Sixteen-year-old Catherine Vernon has been stranded in London for the summer-no friends, no ex-boyfriend Adam the Scum (good riddance!), and absolutely nothing to do but blog about her misery to her friends back home. Desperate for something-anything-to do in London while her (s)mother's off researching boring historical things, Cat starts reading the 1815 diary of Katherine Percival her mom gives her-and finds the similarities between their lives to be oddly close. But where Katherine has the whirls of the society, the parties and the gossip over who is engaged to who, Cat's only got some really excellent English chocolate. Then she meets William Percival-the uber-hot descendant of Katherine-and things start looking up . . .I wanted to read this book based solely on the title. I didn’t know anything else about it going in--especially since the back of the book was completely unhelpful. So I was a bit surprised to find that the book is from two perspectives: Cat, who’s spending the summer in modern-day London, and Katherine, who lives in Regency-era London.
I personally found Cat to be excessively whiney. I mean, she gets to spend an entire summer in LONDON, for pete’s sake, and all she does for the first half of the book is whine about it and refuse to leave the apartment except to go buy chocolate. I wanted to kick her or something. She does eventually leave her cave and explore London, but it’s only because she wants to spend time with a boy. I pretty much lost all respect for her after that. Cat does have some freakin’ awesome friends: Elizabeth, Consuelo, and Imogene. They are trés trés chic and glamorous, and I’m not actually sure why they befriend Cat. But I’m glad that they do since it means they get to be in the book. I would be all in favor those girls getting their own novels.

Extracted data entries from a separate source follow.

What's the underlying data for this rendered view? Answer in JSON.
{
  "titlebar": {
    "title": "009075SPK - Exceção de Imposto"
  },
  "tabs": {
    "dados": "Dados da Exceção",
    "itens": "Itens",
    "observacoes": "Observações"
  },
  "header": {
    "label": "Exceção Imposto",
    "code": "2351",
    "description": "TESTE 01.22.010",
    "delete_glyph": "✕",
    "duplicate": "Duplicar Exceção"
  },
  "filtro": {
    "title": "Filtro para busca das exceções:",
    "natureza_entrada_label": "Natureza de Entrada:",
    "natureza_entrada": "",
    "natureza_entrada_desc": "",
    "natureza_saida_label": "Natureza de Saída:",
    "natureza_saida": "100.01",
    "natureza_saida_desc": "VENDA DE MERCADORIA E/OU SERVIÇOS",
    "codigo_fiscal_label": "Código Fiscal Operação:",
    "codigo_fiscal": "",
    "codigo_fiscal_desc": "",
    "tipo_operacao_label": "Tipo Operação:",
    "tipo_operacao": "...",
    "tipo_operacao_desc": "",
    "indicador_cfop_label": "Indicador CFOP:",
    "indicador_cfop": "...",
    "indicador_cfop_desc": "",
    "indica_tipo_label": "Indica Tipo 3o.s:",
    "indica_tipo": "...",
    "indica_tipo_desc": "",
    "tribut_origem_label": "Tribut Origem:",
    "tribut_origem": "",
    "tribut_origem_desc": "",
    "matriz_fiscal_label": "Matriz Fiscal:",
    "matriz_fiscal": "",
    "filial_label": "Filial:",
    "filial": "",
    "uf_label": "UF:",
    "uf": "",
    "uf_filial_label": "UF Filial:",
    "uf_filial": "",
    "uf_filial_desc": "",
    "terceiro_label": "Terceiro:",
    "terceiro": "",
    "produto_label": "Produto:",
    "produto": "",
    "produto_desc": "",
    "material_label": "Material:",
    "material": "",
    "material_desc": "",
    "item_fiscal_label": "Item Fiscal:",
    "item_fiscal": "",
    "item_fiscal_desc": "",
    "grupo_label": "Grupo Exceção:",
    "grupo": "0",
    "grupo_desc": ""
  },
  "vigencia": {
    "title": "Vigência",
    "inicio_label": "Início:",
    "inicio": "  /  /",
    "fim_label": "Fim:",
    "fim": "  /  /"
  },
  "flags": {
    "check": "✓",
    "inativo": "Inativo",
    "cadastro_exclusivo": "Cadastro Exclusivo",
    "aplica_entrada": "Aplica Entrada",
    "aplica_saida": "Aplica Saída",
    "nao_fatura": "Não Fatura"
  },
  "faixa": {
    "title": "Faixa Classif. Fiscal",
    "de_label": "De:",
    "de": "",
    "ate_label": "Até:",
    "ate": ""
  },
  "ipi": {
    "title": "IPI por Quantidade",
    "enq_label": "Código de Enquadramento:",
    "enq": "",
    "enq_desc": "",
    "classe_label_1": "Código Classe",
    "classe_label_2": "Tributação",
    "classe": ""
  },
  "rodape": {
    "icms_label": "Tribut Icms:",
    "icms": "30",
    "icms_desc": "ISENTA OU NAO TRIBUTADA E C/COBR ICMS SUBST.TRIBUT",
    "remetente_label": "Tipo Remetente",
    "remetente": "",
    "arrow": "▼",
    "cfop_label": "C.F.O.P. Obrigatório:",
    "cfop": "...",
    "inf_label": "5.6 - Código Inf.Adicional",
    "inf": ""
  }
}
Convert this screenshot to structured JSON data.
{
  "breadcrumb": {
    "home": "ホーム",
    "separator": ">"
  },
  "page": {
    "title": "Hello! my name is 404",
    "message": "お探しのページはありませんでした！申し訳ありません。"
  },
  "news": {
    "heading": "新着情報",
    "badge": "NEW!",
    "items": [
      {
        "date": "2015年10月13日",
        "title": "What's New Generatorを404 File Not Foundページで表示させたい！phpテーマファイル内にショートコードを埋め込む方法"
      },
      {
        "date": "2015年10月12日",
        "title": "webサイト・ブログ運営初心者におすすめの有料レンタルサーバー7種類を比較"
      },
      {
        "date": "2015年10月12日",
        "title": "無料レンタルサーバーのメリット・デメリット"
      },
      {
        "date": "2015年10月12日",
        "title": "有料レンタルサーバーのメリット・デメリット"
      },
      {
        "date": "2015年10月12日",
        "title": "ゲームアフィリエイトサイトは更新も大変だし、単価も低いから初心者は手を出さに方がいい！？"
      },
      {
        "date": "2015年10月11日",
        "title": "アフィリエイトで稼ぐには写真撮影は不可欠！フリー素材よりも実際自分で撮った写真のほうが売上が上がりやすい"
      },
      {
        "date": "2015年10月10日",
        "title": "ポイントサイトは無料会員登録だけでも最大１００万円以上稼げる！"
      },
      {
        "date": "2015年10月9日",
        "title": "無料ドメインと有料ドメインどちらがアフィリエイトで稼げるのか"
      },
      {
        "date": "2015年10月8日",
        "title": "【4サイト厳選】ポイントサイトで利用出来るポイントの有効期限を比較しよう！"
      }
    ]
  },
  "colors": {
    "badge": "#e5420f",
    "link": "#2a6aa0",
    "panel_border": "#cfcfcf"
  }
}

I liked Katherine’s story a little better than Cat's. Katherine acts pretty shallow as well, but you can tell she’s just trying to conform to her father’s and society’s expectations for women--and at least you can see that deep down there are hints of depth to her. Her romance was fairly uninspiring though. For most of the book, she thinks she’s in love with this poet guy who you can tell is a complete douche, and it isn’t until the veeeeeery end that she gets her act together and realizes there’s a better guy out there. I did really like Nicholas, though. I wish we got to see him more in the book, because he had way more potential than most of the other characters.
Overall, this is a quick, fun read as long as you can suppress your desire to do bodily harm to the heroines. I know they’re young, but they’re just so . . . silly and immature. But at least I don’t feel like it was a waste of my time to read it, which puts it ahead of some other books I’ve read recently.